These results support our hypothesis stating that spatial use of conduit metaphoric gestures help listeners’ schematic understanding of the relationship between abstract concepts. However, a single conduit gesture which presents an abstract concept did not affect learners memorization of the name of the concept.

4.2 Learning Experience and Perception of the PCA

We did not found many significant differences between conditions from the results of questionnaire, but the results revealed a significant main effect of the gesture factor on perception of reliability of the PCA (F(2,94) = 3.57, p = .032).
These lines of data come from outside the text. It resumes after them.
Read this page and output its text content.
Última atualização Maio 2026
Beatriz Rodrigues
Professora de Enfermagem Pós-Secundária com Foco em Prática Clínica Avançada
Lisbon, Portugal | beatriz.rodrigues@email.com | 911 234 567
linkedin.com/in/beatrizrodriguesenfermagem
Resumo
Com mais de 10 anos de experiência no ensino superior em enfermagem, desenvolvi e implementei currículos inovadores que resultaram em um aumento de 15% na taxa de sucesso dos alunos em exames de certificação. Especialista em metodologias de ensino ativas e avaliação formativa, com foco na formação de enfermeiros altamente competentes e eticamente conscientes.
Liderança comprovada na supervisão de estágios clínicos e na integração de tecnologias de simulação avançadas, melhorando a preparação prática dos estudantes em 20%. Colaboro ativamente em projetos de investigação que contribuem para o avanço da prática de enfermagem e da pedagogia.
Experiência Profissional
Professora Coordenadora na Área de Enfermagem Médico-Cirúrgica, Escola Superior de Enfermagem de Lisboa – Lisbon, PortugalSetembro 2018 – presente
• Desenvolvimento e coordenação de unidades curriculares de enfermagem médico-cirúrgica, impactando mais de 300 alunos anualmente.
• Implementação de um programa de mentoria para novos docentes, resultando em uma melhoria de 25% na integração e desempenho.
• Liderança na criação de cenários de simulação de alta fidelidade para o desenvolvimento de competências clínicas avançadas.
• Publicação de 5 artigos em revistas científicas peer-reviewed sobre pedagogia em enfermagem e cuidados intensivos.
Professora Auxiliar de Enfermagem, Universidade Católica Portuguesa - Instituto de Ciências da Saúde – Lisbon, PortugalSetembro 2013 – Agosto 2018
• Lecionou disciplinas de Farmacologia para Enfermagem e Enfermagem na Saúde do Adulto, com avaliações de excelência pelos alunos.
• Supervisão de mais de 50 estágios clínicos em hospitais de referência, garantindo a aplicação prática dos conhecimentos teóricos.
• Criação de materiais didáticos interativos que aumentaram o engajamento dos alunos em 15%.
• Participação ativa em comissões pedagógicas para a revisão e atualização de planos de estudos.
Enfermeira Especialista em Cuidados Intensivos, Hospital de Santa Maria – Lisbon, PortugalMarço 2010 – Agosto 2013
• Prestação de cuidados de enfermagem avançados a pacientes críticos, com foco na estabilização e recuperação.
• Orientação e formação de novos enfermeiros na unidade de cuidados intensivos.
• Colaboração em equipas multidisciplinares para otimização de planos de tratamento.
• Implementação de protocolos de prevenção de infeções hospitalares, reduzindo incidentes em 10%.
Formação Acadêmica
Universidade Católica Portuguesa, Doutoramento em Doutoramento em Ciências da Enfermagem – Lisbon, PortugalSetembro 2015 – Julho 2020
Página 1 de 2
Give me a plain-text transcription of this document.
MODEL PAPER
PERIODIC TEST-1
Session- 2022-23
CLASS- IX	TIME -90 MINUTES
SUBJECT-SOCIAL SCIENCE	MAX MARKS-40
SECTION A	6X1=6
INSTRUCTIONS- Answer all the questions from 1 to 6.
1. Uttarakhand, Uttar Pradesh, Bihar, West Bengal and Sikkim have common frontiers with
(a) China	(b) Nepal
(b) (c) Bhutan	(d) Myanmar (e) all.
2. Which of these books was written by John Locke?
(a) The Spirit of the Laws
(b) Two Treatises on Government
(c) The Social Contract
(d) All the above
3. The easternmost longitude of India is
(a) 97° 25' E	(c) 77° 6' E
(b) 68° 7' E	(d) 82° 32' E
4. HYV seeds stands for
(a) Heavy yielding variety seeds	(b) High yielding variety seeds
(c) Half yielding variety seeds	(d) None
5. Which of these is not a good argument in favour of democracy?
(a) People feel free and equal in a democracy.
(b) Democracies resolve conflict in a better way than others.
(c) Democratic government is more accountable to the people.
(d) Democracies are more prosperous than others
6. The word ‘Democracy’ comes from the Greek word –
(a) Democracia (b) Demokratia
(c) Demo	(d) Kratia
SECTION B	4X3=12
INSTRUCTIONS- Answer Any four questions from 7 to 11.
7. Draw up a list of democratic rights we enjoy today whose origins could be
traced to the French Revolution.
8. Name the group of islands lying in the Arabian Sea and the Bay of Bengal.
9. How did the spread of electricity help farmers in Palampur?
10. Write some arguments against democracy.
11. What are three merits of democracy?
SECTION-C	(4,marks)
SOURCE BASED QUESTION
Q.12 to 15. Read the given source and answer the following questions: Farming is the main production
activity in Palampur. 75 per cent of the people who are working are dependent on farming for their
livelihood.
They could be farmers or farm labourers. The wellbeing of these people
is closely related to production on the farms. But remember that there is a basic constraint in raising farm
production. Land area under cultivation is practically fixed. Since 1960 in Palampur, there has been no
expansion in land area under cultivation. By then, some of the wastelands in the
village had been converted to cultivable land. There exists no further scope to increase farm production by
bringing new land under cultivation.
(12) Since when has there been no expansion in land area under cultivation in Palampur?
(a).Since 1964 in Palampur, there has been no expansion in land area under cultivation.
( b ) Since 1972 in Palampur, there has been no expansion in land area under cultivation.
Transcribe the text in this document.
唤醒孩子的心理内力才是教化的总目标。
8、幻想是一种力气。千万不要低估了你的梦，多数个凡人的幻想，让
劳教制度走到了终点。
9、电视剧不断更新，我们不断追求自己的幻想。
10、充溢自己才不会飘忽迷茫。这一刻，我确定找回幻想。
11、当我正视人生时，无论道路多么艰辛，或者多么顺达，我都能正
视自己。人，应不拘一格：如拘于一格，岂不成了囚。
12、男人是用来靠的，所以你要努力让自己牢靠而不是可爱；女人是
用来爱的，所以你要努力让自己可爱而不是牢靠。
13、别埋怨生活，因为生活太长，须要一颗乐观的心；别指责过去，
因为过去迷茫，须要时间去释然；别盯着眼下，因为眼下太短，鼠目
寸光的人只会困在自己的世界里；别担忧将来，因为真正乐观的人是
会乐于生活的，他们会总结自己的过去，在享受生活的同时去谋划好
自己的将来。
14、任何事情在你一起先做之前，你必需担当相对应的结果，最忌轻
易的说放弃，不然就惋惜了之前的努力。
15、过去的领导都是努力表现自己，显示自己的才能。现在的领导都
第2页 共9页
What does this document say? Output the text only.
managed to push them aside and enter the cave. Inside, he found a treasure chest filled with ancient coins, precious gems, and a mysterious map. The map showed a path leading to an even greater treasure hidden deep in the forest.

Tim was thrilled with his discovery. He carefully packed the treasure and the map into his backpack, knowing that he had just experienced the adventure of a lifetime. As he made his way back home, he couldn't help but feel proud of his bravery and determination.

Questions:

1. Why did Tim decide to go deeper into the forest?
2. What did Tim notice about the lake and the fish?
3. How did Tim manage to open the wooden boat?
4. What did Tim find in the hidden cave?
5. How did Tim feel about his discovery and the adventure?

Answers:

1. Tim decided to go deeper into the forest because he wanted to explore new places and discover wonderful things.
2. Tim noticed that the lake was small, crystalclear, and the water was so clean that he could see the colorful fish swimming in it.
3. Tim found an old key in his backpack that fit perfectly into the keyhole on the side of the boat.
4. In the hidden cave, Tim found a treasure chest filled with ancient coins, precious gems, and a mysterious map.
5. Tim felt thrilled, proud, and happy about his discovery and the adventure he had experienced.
Interestingly, despite the incoherence between speech content and gesture representation, the multiple test results showed that the students in speech-gesture mismatch condition answered the PCA was more reliable (M = 4.45, SD = 0.97) than the students in speech-gesture match condition (M = 3.74, SD = 1.21, t(62) = 2.59, p = .027). The standardized effect size for these differences were Cohen’s d = 0.65 which indicates between medium and large effects. The results of each item in the category are shown in Table 1.

Previous psychology studies revealed that non-verbal behaviors, included gestural styles, are linked to personality [1, 5]. The argument was also partially confirmed in the studies of interaction between human and animated character [14]. Neff et al. reported that the perception of extroversion increased when PCA’s gesture rate was high, and when movements were produced fast [22]. In speech-gesture mismatch condition, the number of gesture strokes were larger than speech-gesture match condition, despite the length of audio speech was identical. And, strokes performed rapidly were often seen in the realized animation. This indicates that the difference of the speed of gestures caused the difference of the perception of extroversion of the PCA, and that caused the difference of the perception of reliability.

Table 1. Questions asking reliability of the PCA (Cronbach’s \(\alpha \) = 0.84)

5 Conclusion

We examined the impact of metaphoric gestures performed by Pedagogical Conversational Agent (PCA) on learners’ memorization of technical terms, understanding of relationships between abstract concepts, learning experience, and perception of the PCA. The study employed a one-factor three-level between-participants design where we manipulated gesture factor (speech-gesture match vs. speech-gesture mismatch vs. no-gesture). The data of 97 students were acquired in on-line learning environment. As the results, while there was no effect found on memorization of technical terms, we found that students showed accurate schematic understanding of the relationship between abstract concepts when the PCA used metaphoric gestures matched to speech content than when used gestures mismatched, and no gesture. Contrary to the result, we also found that students judged the PCA useful, helpful, and felt the PCA looked like a teacher when performed mismatched gestures to speech content than when performed matched gesture.